DGS was only the beginning to Maudlyne Ihejirika’s success


Sarah Barber

“Find your voice … your voice is so critical today … use your voice,” Ihejirika said.

Maudlyne Ihejirika and her family fled from the Nigerian war when she was five years old. Ihejirika and her family lived on the south side of Chicago for a period of time and in 1977 they moved to Woodridge and into district 99.

Ihejirika spoke on her experience as a minority in a mostly white neighborhood and school district in a speech to the DGS student body. Ihejirika said that her family was the first black family on her block in Woodridge. After moving in, there was a brick thrown through a window of her home and the n-word was spray painted on her family’s garage door.
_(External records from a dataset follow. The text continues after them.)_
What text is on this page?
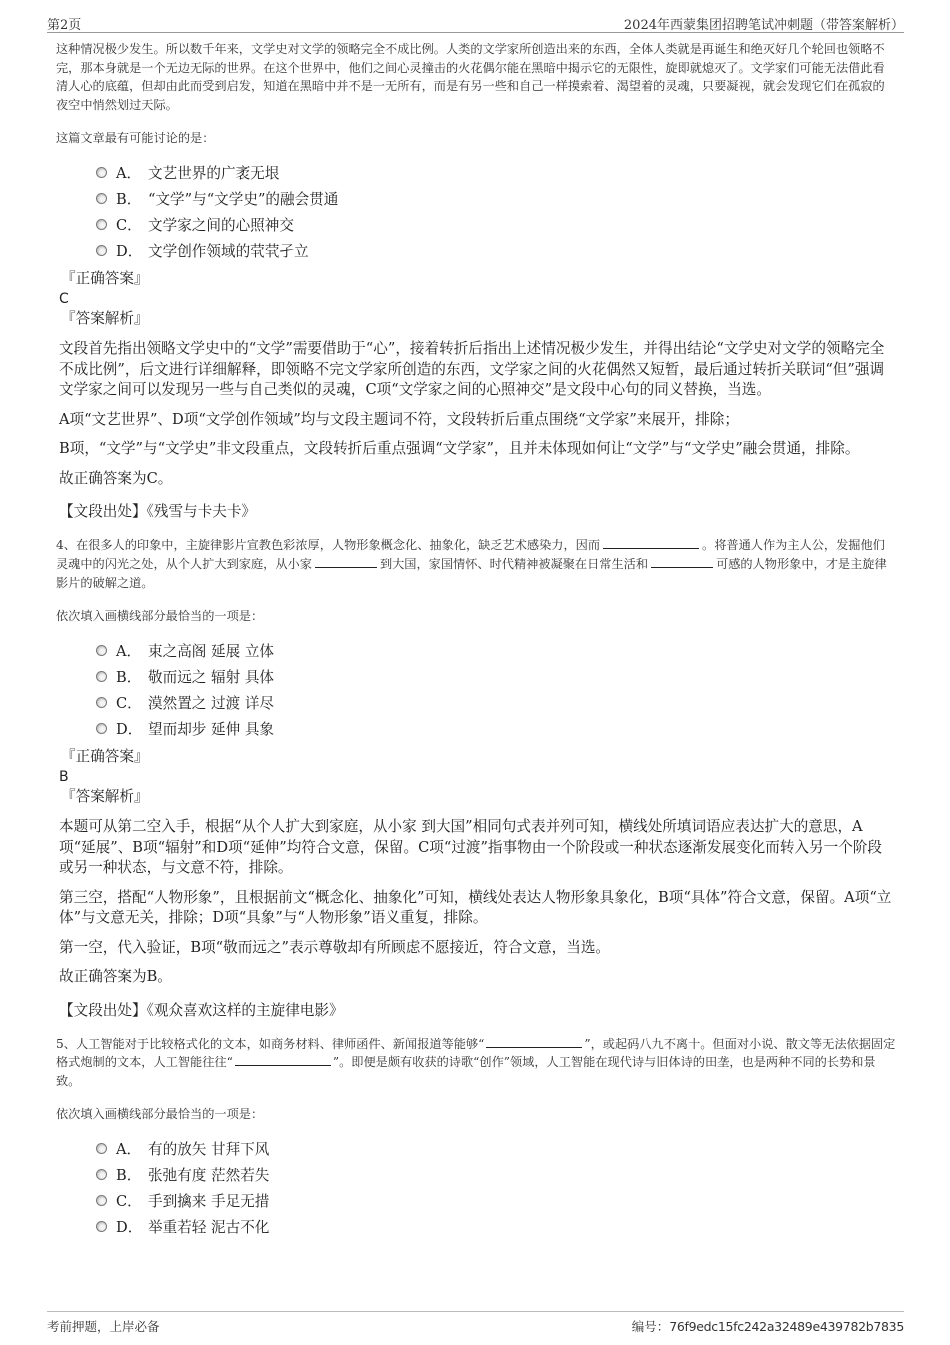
第2页	2024年西蒙集团招聘笔试冲刺题（带答案解析）

这种情况极少发生。所以数千年来，文学史对文学的领略完全不成比例。人类的文学家所创造出来的东西，全体人类就是再诞生和绝灭好几个轮回也领略不完，那本身就是一个无边无际的世界。在这个世界中，他们之间心灵撞击的火花偶尔能在黑暗中揭示它的无限性，旋即就熄灭了。文学家们可能无法借此看清人心的底蕴，但却由此而受到启发，知道在黑暗中并不是一无所有，而是有另一些和自己一样摸索着、渴望着的灵魂，只要凝视，就会发现它们在孤寂的夜空中悄然划过天际。

这篇文章最有可能讨论的是：

A． 文艺世界的广袤无垠
B． “文学”与“文学史”的融会贯通
C． 文学家之间的心照神交
D． 文学创作领域的茕茕孑立

『正确答案』

C

『答案解析』

文段首先指出领略文学史中的“文学”需要借助于“心”，接着转折后指出上述情况极少发生，并得出结论“文学史对文学的领略完全不成比例”，后文进行详细解释，即领略不完文学家所创造的东西，文学家之间的火花偶然又短暂，最后通过转折关联词“但”强调文学家之间可以发现另一些与自己类似的灵魂，C项“文学家之间的心照神交”是文段中心句的同义替换，当选。

A项“文艺世界”、D项“文学创作领域”均与文段主题词不符，文段转折后重点围绕“文学家”来展开，排除；

B项，“文学”与“文学史”非文段重点，文段转折后重点强调“文学家”，且并未体现如何让“文学”与“文学史”融会贯通，排除。

故正确答案为C。

【文段出处】《残雪与卡夫卡》

4、在很多人的印象中，主旋律影片宣教色彩浓厚，人物形象概念化、抽象化，缺乏艺术感染力，因而	。将普通人作为主人公，发掘他们灵魂中的闪光之处，从个人扩大到家庭，从小家	到大国，家国情怀、时代精神被凝聚在日常生活和	可感的人物形象中，才是主旋律影片的破解之道。

依次填入画横线部分最恰当的一项是：

A． 束之高阁 延展 立体
B． 敬而远之 辐射 具体
C． 漠然置之 过渡 详尽
D． 望而却步 延伸 具象

『正确答案』

B

『答案解析』

本题可从第二空入手，根据“从个人扩大到家庭，从小家 到大国”相同句式表并列可知，横线处所填词语应表达扩大的意思，A项“延展”、B项“辐射”和D项“延伸”均符合文意，保留。C项“过渡”指事物由一个阶段或一种状态逐渐发展变化而转入另一个阶段或另一种状态，与文意不符，排除。

第三空，搭配“人物形象”，且根据前文“概念化、抽象化”可知，横线处表达人物形象具象化，B项“具体”符合文意，保留。A项“立体”与文意无关，排除；D项“具象”与“人物形象”语义重复，排除。

第一空，代入验证，B项“敬而远之”表示尊敬却有所顾虑不愿接近，符合文意，当选。

故正确答案为B。

【文段出处】《观众喜欢这样的主旋律电影》

5、人工智能对于比较格式化的文本，如商务材料、律师函件、新闻报道等能够“	”，或起码八九不离十。但面对小说、散文等无法依据固定格式炮制的文本，人工智能往往“	”。即便是颇有收获的诗歌“创作”领域，人工智能在现代诗与旧体诗的田垄，也是两种不同的长势和景致。

依次填入画横线部分最恰当的一项是：

A． 有的放矢 甘拜下风
B． 张弛有度 茫然若失
C． 手到擒来 手足无措
D． 举重若轻 泥古不化
考前押题，上岸必备	编号：76f9edc15fc242a32489e439782b7835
Senior Joseph Koenig spoke on his view on Ihejirika’s experience and the history of DGS’s diversity.

“It was interesting to hear about DGS from a long time ago … It was also interesting hearing about the lack of diversity at DGS and comparing it [to] now. She also has an impressive career that was interesting to hear about even if I don’t plan on going into those fields,” Koenig said.

Ihejirika is now a journalist with the Chicago Sun-Times; she is an award-winning journalist and frequent contributor to CNN, PBS, ABC, NPR and numerous other outlets.
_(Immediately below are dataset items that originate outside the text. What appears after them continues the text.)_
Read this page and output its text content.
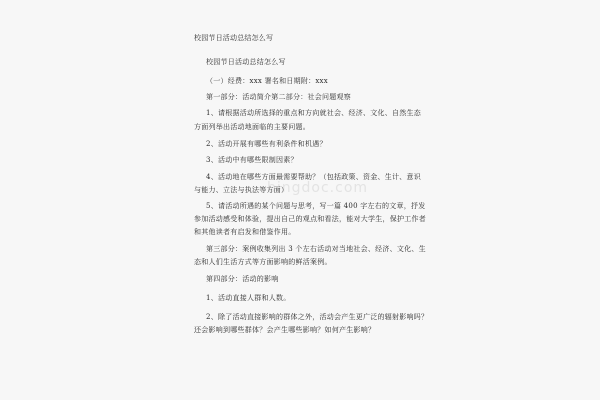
校园节日活动总结怎么写
校园节日活动总结怎么写
（一）经费：xxx 署名和日期附：xxx
第一部分：活动简介第二部分：社会问题观察
1、请根据活动所选择的重点和方向就社会、经济、文化、自然生态
方面列举出活动地面临的主要问题。
2、活动开展有哪些有利条件和机遇？
3、活动中有哪些限制因素？
4、活动地在哪些方面最需要帮助？（包括政策、资金、生计、意识
与能力、立法与执法等方面）
5、请活动所遇的某个问题与思考，写一篇 400 字左右的文章，抒发
参加活动感受和体验，提出自己的观点和看法，能对大学生，保护工作者
和其他读者有启发和借鉴作用。
第三部分：案例收集列出 3 个左右活动对当地社会、经济、文化、生
态和人们生活方式等方面影响的鲜活案例。
第四部分：活动的影响
1、活动直接人群和人数。
2、除了活动直接影响的群体之外，活动会产生更广泛的辐射影响吗？
还会影响到哪些群体？会产生哪些影响？如何产生影响？
bingdoc.com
Ihejirika graduated from DGS in 1981 and attended the University of Iowa, earning a bachelor’s degree and went on to earn her master’s degree from Northwestern University.

When asked about her time at DGS, Ihejirika spoke positively about her high school experience and what it taught her.

“Downers Grove South was where it all began. The lessons I learned here have served me well throughout college and throughout my career. I think that Downers Grove South … provided me with the highest quality education … that’s the one thing you can say that you will get here is a high-quality education,” Ihejirika said.

Ihejirika was also named one of the five 2018 Distinguished Alumni of DGS on Thursday, Sept. 20, 2018 and gave a presentation to students after her induction.

“[Her presentation was] important because South High offers many resources and if students are willing to keep their hearts and minds open they too can find people who will stand by them and help them navigate some of the difficulties that come with being a teenager in today’s world,” social studies teacher Derek Hoovel said.

Principal Edward Schwartz gave insight on what made Ihejirika a candidate for the Distinguished Alumni; praised her achievements.  

“[She was a good candidate] because of what she has accomplished in her field. She’s very decorated in the career she chose to go into and she’s made a huge impression on a lot of people; she has a platform that reaches a lot,” Schwartz said.

After she was inducted, Ihejirika spoke to students at DGS. One of the focuses of her presentation was how students can use their voices to make a difference.

“Find your voice … your voice is so critical today … use your voice,” Ihejirika said.

Junior Katarina Stanley commented on the impact Ihejirika’s presentation had and what she took away from it.

“I think that the student body [benefitted] from her presentation … She spoke about our roles in society, and how speaking our mind and standing up for the things that we think deserve more attention are crucial for us today … I had a list of things that I wanted to get done after listening to her speak, almost like she was subconsciously telling me to make a change and how to do it,” Stanley said.

Ihejirika is an extremely successful journalist, with many awards under her belt. When asked for advice for student journalists she said that students should be writing early on in their careers and frequently.

“I always tell students it’s never too early to start. You should be writing now and you should be writing often … it’s never too early to write for your school newspaper … One of the things I regretted when I got to college and realized this was what I wanted to do for a living was that I didn’t work for my school newspaper,” Ihejirika said.

Junior Kevin Tate explains why her story was important for the student body to hear.

“She was so inspiring … the fact she comes from this school and has endured so many hardships over the years makes anything seem possible. Being appreciative and utilizing the resources this school has to offer can lead to the success that she continues to have,” Tate said.